Author contributions
YD, JL, DW, LX and JLu carried out the sample collection, laboratory detection and drafted the manuscript. LC and XL participated in the design of the study and performed the statistical analysis. YW, HL, ZY and XL conceived of the study, and participated in its design and coordination and helped to draft the manuscript.
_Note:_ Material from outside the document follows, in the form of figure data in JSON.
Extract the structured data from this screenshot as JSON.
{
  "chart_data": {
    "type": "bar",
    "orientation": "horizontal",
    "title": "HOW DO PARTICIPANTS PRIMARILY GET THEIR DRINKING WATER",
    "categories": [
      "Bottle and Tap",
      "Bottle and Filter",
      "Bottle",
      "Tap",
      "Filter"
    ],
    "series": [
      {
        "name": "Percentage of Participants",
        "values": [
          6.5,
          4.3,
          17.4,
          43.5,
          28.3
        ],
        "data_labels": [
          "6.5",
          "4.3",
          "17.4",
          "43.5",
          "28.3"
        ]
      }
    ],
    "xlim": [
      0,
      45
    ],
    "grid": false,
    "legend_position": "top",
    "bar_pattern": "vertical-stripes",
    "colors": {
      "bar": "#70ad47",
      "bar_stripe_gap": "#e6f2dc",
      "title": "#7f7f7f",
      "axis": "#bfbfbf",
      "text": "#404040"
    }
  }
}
All authors read and approved the final manuscript.
Financial support
This study was funded by the Chongqing Yuzhong District Technology Project (grant no. 20160136).
Conflict of interest
None.
Ethical standards
This study was approved by the Ethics Committee of the First Affiliated Hospital of Chongqing Medical University Ethics Review Board (no. 2020-173).
Data availability statement
All data generated or analysed during this study are included in this published article.